Imagine; 40,000 years ago, coming out of Africa, two hunter-gatherer Homo sapiens look up at the stars, ponder the same big questions that modern philosophers still struggle with; Where did we come from, why are we here? In a split second, a meteor streaks across the sky and burns out. The Dude asks his Amigo, ”What the #%@! was that?” Amigo doesn’t know but falls back on a story. “That” he said, “was moon dust. The reason the moon gets smaller from one night to the next is that moon dust blows away. But when it’s all gone, it starts blowing back, little by little until we see a thin crescent of the next new moon.
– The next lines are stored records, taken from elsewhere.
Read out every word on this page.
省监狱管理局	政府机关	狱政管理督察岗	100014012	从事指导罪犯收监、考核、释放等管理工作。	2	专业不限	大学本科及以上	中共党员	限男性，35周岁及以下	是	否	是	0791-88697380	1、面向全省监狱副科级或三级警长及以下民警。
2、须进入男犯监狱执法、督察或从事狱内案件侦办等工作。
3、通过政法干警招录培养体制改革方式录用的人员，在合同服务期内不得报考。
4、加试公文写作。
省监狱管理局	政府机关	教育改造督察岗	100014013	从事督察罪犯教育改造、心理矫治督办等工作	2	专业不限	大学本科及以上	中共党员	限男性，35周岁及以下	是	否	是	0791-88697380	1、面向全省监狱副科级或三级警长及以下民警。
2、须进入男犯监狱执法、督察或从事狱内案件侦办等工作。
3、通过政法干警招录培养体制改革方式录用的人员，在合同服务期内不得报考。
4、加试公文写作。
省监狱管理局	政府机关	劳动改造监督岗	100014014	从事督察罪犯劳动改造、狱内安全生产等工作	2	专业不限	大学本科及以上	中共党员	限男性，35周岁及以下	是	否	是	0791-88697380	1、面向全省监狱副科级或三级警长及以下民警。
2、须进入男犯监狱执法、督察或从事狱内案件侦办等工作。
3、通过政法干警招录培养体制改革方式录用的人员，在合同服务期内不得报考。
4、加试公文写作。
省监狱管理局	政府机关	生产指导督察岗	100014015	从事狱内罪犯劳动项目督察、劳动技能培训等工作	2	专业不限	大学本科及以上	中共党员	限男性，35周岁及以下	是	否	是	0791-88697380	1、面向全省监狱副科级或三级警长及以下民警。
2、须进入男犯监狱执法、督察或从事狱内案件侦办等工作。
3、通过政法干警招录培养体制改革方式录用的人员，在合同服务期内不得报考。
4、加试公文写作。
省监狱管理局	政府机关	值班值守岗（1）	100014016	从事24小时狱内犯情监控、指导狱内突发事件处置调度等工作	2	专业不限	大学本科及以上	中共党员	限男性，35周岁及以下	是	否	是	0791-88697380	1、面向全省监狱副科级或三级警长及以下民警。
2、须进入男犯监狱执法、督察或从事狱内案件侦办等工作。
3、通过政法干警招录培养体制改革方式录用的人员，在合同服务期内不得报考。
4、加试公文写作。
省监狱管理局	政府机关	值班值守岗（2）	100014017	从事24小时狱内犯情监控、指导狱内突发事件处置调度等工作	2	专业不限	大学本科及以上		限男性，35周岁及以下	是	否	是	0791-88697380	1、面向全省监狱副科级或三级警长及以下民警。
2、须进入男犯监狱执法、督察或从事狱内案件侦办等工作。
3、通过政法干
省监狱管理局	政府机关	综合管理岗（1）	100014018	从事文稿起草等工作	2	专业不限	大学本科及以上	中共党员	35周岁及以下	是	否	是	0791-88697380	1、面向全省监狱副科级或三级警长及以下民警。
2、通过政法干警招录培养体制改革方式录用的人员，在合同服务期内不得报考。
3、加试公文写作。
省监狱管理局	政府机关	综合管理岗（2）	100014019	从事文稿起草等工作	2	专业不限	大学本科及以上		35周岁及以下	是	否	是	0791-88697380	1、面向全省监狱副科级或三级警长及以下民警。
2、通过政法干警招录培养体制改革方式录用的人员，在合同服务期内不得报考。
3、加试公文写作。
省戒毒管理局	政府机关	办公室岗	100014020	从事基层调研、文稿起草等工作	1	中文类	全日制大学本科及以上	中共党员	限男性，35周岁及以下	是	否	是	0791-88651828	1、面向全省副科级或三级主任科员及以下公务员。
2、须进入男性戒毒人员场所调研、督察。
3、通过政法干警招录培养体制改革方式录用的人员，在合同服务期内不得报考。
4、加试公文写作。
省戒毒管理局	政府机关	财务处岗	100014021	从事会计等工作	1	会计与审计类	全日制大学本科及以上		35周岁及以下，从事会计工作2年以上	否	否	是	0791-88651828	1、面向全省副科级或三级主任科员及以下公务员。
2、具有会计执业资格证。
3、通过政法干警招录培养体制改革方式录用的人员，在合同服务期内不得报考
That was moon dust and seeing it is a good omen.” Dude says, “Wow, but how do you know?” Amigo replies, “My dad told me.” That was thousands of years ago. My mom told me it was made of cheese and that a mouse nibbled at it until it was all gone. After all, imagination and story are truly what sets people apart from other animals; we conceptualize experience, transform it into language and create stories.
The more I learn about human history the better the story gets. My purpose here is to share some of that story with a minimum of ‘Teacher Talk.’ Regrettably, this kind of story requires some technical language/academic vocabulary but if I can endure that, so should the reader. My need to share this story was prompted in January, 2017, at a RV rendezvous in Arizona. I was in an otherwise cordial conversation with a lady who was more comfortable with myth and magic than with the nature of scientific inquiry. Our conversation spilled over onto how much time had lapsed since the mountain we were standing on was uplifted from a dried up sea bed and to humans evolving from lower forms. Her take on the whole thing was an enthusiastic affirmation of her evangelical, Faith based commitment to Creationism. The ‘Gong’ factor, as with the gong in a Buddhist temple, was her dismissal of evolution. She concluded, “It’s just a theory anyway.” Without a thought, my reaction lept out of my mouth like a frog’s tongue on a bug; “If evolution is just a theory” I replied, “then Algebra is just a theory, algorithms that generate accurate nightly weather forecasts are just theories, the earth’s magnetic field is just a theory . . .” Her mouth and eyes went full-open and from that moment we could not find common ground to continue a conversation. I don’t think she knew what an algorithm was and she didn’t want to ask. If it wasn’t explained in the bible, she didn’t need to know.
Evolution doesn’t need to be defended, it works. In our case the story picks up maybe two million years ago with primitive, chimpanzee-like apes, getting along very well in African rain forests. Today, their descendants network on social media, in cities and rural settings on every habitable corner of the planet. From Danny DeVito to Arnold Schwarzenegger, humans display vast diversity of anatomical traits and mental capabilities. Like Danny and Arnold, we all employ the same alphabet but flesh out as very different stories. The mystery of how we be so different and alike at the same time and why we behave like we do; mysterious as it may seem, it is a better story than, ‘In the beginning. . .’
Traditional myth has great appeal to people who need the assurance of a universal, absolute truth, right now. Unlike supernatural beings, Scientific inquiry does not employ a crystal ball or deal in revelations. Scientific inquiry depends on patient process, discovery, critical, unbiased examination and time consuming review that moves at its own pace. So I lump those traditionalists together in a category that I call; ‘Don’t confuse me with data, math and probability, I know what makes me feel good and I’ll stick with that.’ I have no axe to grind with them but my purpose is to stretch the comfort zone to a carefully calculated probability that may or may not please me. I remember telling someone once that “I would rather know and be disappointed than go on in the comfort of not knowing.” At the time, I didn’t know how deeply that observation was rooted in my psyche. I’m not finished with "What The #@%!". I’ll have to collect my thoughts on where I want to go with it. The only difference between Dude & Amigo and the rest of us here and now is a very long, shallow learning curve and more accumulated knowledge than one can imagine.